Friday afternoon in La Paz, I found the restaurant section of an open air market and took a seat at one of the 10 stands serving relatively the same food for about $3. I ordered a plate of chicken and rice from two women standing behind a counter no more than four feet long.

While I ate the delicious food they served me, I enjoyed a nice session of people watching, the women cleaning pots from the lunch rush, children running about, locals gathered around the small tables to eat from plates of unrecognizable smells and colors. I had finally found a bit of tranquility after a long few days of being in the wilderness and traveling when a older gentleman approached me with an opened hand, palm up and right below my nose. He said nothing. I told him simply, “no tengo,” which he grunted at and shoved is hand closer to my face. I then turned away to discourage him when he growled lunging towards me and snatched the chicken I had left on my plate.

A bit shocked, I looked up at the women tending the stand who looked away from my glance, in a state of shame, or so it seemed. After a minute one woman asked what happened and I said that the man took the food right off my plate, and she then apologized for his actions and warned me about the dangerous characters of the city. Less than an hour later a similar thing occurred when I sat in a square with another traveler who was eating a bunuelo (a thin fried pancake) when a boy approached just as the man before, hand out saying nothing. When we refused him two other boys began to approach when I grabbed her arm, and said let´s go,” which the young men had less than savory reactions to.

I immediately thought back to the woman in the market´s warning and to the countless similar warnings I had heard from many locals in Bolivia, namely taxi drivers and one woman standing outside a church where I was watching a wedding procession who stopped me and told me be careful of my small side bags, because that is what they target knowing travelers like myself hold all their electronics in those bags. Many people had warned but until this moment I hadn´t realized how much of a target I was.

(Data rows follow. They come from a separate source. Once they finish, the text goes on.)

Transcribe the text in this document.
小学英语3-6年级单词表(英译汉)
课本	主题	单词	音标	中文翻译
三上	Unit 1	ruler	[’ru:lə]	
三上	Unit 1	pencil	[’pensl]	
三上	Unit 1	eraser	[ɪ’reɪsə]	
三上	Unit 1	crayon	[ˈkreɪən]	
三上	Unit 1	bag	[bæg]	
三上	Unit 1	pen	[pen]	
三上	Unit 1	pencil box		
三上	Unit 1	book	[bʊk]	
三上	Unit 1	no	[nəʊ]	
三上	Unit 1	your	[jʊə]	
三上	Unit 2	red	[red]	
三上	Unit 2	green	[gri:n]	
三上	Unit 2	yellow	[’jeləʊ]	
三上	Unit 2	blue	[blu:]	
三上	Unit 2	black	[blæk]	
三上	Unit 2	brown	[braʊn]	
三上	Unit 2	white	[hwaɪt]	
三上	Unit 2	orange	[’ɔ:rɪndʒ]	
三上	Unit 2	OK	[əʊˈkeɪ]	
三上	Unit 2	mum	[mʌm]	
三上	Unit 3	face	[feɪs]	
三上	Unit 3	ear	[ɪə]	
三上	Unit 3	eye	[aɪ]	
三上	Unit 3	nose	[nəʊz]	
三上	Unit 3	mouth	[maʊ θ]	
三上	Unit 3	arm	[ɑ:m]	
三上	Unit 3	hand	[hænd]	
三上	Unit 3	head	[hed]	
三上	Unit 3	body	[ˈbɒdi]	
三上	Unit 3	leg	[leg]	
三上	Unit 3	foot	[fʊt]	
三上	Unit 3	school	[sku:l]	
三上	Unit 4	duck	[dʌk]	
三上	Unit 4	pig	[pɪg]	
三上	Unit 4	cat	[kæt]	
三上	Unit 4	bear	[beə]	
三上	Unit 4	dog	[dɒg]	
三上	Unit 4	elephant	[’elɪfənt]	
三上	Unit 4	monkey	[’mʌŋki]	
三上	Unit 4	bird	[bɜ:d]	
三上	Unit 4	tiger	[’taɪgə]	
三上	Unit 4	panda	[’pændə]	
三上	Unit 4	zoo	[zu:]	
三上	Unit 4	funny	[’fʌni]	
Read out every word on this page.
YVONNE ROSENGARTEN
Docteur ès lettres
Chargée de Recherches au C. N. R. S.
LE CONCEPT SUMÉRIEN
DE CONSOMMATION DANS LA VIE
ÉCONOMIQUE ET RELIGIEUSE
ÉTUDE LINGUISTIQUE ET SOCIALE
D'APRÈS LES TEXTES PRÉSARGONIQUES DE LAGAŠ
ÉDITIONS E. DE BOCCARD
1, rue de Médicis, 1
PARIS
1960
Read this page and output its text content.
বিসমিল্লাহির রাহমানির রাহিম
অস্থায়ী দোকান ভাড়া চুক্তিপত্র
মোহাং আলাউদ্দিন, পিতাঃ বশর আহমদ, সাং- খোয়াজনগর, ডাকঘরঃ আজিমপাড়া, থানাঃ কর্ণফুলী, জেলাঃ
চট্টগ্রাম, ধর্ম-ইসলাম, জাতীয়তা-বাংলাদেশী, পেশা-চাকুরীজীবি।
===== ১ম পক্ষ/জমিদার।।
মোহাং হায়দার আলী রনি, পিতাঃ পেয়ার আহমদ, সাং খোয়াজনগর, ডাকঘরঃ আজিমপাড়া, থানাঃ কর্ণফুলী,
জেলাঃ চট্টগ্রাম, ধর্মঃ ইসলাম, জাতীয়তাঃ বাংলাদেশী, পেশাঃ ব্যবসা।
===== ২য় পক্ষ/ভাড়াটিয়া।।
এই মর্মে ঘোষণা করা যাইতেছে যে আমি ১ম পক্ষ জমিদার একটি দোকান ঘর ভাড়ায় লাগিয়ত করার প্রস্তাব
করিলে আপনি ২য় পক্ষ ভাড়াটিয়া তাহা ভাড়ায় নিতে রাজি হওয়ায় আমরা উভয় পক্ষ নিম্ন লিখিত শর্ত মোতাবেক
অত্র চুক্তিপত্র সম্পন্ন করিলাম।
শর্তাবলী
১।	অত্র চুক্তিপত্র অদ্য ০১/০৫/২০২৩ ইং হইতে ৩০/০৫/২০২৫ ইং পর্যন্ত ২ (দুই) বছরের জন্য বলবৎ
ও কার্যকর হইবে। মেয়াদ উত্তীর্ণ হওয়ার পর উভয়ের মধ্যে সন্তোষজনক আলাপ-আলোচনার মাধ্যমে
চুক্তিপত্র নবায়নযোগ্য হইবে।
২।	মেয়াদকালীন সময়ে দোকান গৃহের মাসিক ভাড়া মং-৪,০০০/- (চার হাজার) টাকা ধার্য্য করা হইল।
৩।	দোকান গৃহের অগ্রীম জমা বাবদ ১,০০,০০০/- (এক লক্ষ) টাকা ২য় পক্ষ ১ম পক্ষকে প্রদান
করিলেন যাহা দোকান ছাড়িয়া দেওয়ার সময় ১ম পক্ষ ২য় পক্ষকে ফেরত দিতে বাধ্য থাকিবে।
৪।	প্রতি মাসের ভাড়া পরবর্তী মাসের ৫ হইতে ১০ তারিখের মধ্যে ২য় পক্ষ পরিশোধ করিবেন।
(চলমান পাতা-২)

Why am I sharing this? Perhaps, because all the guide books will tell you about the beautiful sights you will find in Bolivia. Amazing natural scenery that ranges from the jungles of the Amazon to the strange deserts of the Altiplano, the best examples of colonial architecture in all of the South America, and stupefying indigenous life and local color are all things that you will definitely find here in Bolivia, but what the books seem to miss is the fact that to travel around Bolivia you, as a traveler, will be in a constant state of discomfort and tension. Buses are torturous, the nights below freezing, amenities like hot water and electricity uncertain, and the streets as all the locals have told me, can be dangerous.

So, I wonder, is it worth it? Is it worth, as an American, having to pay $135 reciprocity fee plus a $7 fake yellow fever immunization certificate (Americans are the only foreigners forced to have this immunization) just to enter the country? Is it worth the physical discomfort? Is it worth the loss of feeling safe? In the end I have to say, YES!

Sometimes the hardest things are the ones most worth doing. If I hadn´t entered Bolivia, I wouldn´t have been able to see the great stained lakes of the Altiplano, found flamingos in the desert, laughed with school children in a tiny adobe pueblo, stood on a vast plain of white salt in all directions with a grand blue sky above me, seen the indigenous women in their bowler hats and braids walking the streets, watched a parade of folkloric dancers move through the streets of La Paz, or watched the waters of Lake Titicaca from the many windows of the hill side ruins of La Isla del Sol. I would have missed so much, had I not braved such difficult conditions.

BUT I leave today for Peru, and I am more than happy about that!